苦しい胸の内を告白した。ミシアなら俺を救ってくれると思ったからだ。俺は偽善者なのか。
「あの子たちを救済したいと切に願う。こんな思いを抱く僕は不遜なのだろうか」
「望みのままになさいなさい。あなたの意思がダンジョンの御心。妹達もきっとあなたを待っています。喜んで受け入れるでしょう」
厳かな言葉は俺に啓示を与えるようであった。そして華奢な躰で抱きしめてくれた。清楚な香りに乙女の匂いが僅かに混じる。
「わたしの大事な弟君。大好きよ」
照子司祭と二人切りになったタイミングで、一通の招待状を取り出した。差出人は岩魂寺コーポレーション、菫先輩の父親の経営する会社からの、チャリティコンサートへの招待と聖歌隊の出演依頼だった。
「経営者の御息女が高校の先輩で目をかけてもらっています。その縁で預かりました。ダンジョン協会も後援するようなので、僕も別の形で協力するかも知れません」
「教祖様と志を同じくする方々がおられる事は存じております。良い機会です、女神さまの娘達のお披露目といきましょう」
前向きに検討してくれるようだ。そして口振りから、コーポレーションの事も厚意的に捉えているようだった。教義からも、司祭の性格からしても、子供達を見世物にして寄付を得ようとは絶対にしない。

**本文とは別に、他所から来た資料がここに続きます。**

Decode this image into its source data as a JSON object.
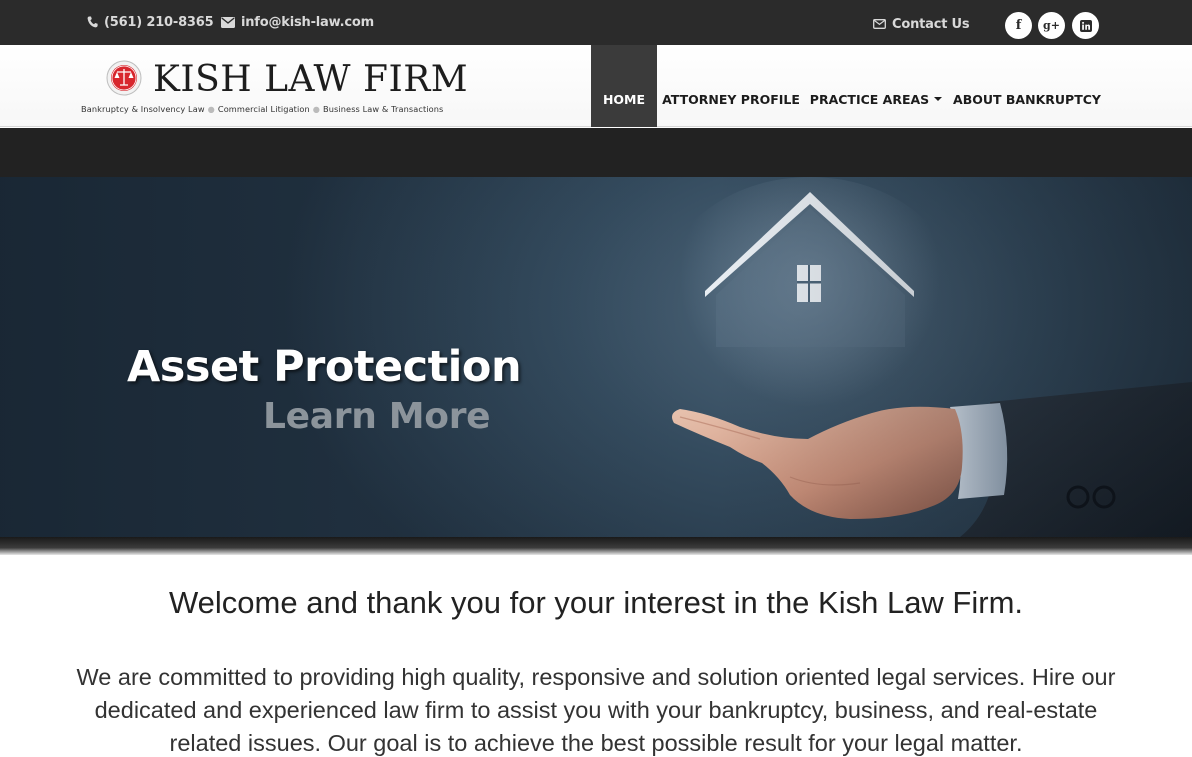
{
  "topbar": {
    "phone": "(561) 210-8365",
    "email": "info@kish-law.com",
    "contact_label": "Contact Us",
    "social": {
      "facebook": "f",
      "google_plus": "g+",
      "linkedin": "in"
    },
    "icons": {
      "phone": "phone-icon",
      "email": "envelope-icon",
      "contact": "envelope-outline-icon"
    }
  },
  "logo": {
    "name": "KISH LAW FIRM",
    "tagline": [
      "Bankruptcy & Insolvency Law",
      "Commercial Litigation",
      "Business Law & Transactions"
    ],
    "seal_color": "#d8262d"
  },
  "nav": {
    "items": [
      {
        "label": "HOME",
        "active": true
      },
      {
        "label": "ATTORNEY PROFILE"
      },
      {
        "label": "PRACTICE AREAS",
        "dropdown": true
      },
      {
        "label": "ABOUT BANKRUPTCY"
      }
    ]
  },
  "hero": {
    "title": "Asset Protection",
    "cta": "Learn More"
  },
  "main": {
    "welcome": "Welcome and thank you for your interest in the Kish Law Firm.",
    "intro": "We are committed to providing high quality, responsive and solution oriented legal services. Hire our dedicated and experienced law firm to assist you with your bankruptcy, business, and real-estate related issues. Our goal is to achieve the best possible result for your legal matter."
  },
  "colors": {
    "topbar": "#2b2b2b",
    "nav_active": "#3b3b3b",
    "band": "#222222",
    "hero": "#344b5e",
    "accent": "#d8262d"
  }
}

そして二人だけの時間をもったのは、他にも理由があった。
俺は掃除で梁に掴まって、天窓のステンド硝子を磨いていた。教祖様自らが下絵を描いた女神像が嵌め込まれている。その玉体に思いを馳せて拭いていたが、女神さまの指さす先に僅かに魔力反応があった。目を凝らして確認すれば、ダンジョンのトラップに似ている。これ探索者の魔力を感知して開閉するミミックを模している。そしてその箇所だけ、天上板が異なっていた。
『透視』で確認すれば、果たして向こう側には小部屋があった。だけど継ぎ目は埃だらけで開閉された形跡はない。真下で掃除している涼風達に尋ねようとしたが思い留まる。周知ならば、事前に話があるはずだ。この子達は何も知らないのだろう。うっかり教えるとまた危ない事をするかもしれない。それに宗教的に神聖な場所であったり、何らかの理由で封印されていたりと、迂闊に開ける事も憚られた。

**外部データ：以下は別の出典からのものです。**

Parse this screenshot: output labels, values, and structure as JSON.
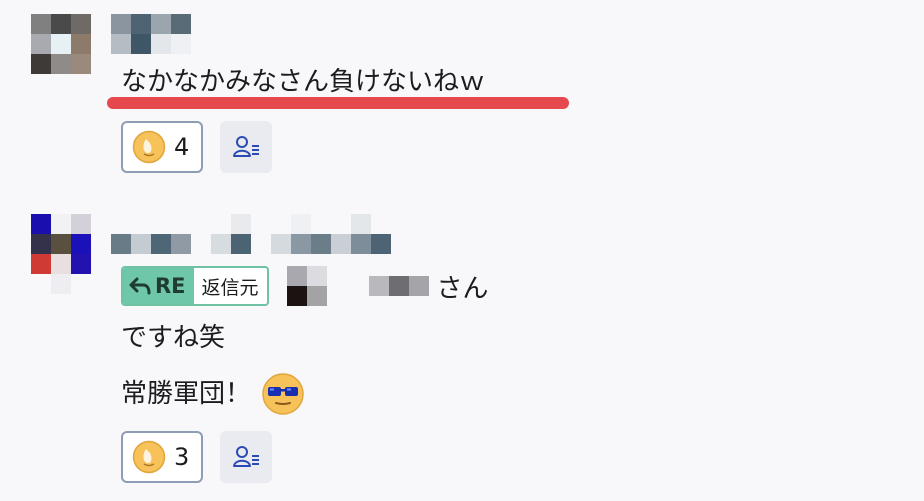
{
  "messages": [
    {
      "text": "なかなかみなさん負けないねｗ",
      "reactions": {
        "count": "4",
        "emoji": "sweat-smile-emoji"
      },
      "reactors_icon": "users-list-icon"
    },
    {
      "reply_badge": {
        "re_label": "RE",
        "source_label": "返信元"
      },
      "reply_suffix": "さん",
      "line1": "ですね笑",
      "line2": "常勝軍団！",
      "inline_emoji": "sunglasses-emoji",
      "reactions": {
        "count": "3",
        "emoji": "sweat-smile-emoji"
      },
      "reactors_icon": "users-list-icon"
    }
  ],
  "colors": {
    "highlight_underline": "#e5484d",
    "reply_badge_green": "#6fc7a9",
    "pill_border": "#8d9db3"
  }
}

「天井裏にお部屋があるなんて伝わっておりませんの。わたしも初耳ですわ…… そんな、まさか、心当たりがあります」
照子司祭が聖母から無邪気な子供の顔になった。こんなに表情が豊かな人だったのか。
「聞いてください、教祖様は、いえ、お婆様は、壁登りや天井を這うのが大好きで、その力でダンジョンでも活躍されたと聞いています。あなたも体験したでしょう。ここの教会も、ご自身で這い登って、壁や天井を掃除や修繕できるよう設計されています」
なんと教祖様は照子司祭の祖母だった。俺と同じ斥侯タイプだったのだろう。『登攀』のスキルは確実に持っていたと思われる。『登攀』スキルは俺の最も欲しいスキルの一つだった。これがあれば、壁を走り抜けて、トラップを躱せる。奇襲にも遁走にも有効だ。異空間では木登りして遠方を偵察できる。私生活では女子の部屋に無断で侵入できる万能スキルだ。高い所から飛び降りられる『風衣』と組み合わせれば、相乗効果も見込める。
照子司祭は懐かしむ様に語り出した。
「小さい頃のお話です。孤児たちの前で私を可愛がるのが憚られたのでしょう、偶に抱きしめられて私室に連れて行ってくれました。ふわっとした感じがしたのは覚えています。ここだけはお婆様を独占できる、私だけにダンジョンのお話をしてもらえる、嬉しい私も目一杯甘えていました。お恥ずかしい稚気です。ですがこの時ほど幸福だった事はないのです。その後、両親の転勤でこの地を離れました。祖母の死後教会を引き継ぎましたが、思い出の部屋はもうありませんでした。お願いです、想夜さん、調べてください」
俺は一も二もなく引き受けた。腕をかざすと、件の場所に魔力を当てる。ギシギシと油の切れた音がして、天井が開いていく。そして10秒もしないうちに閉じ始めた。俺は3mを『風衣』で跳び上がって、そのまま中に飛び込んだ。風圧で埃が舞って視界が悪い。天窓を開けて換気を図ってクリアにする。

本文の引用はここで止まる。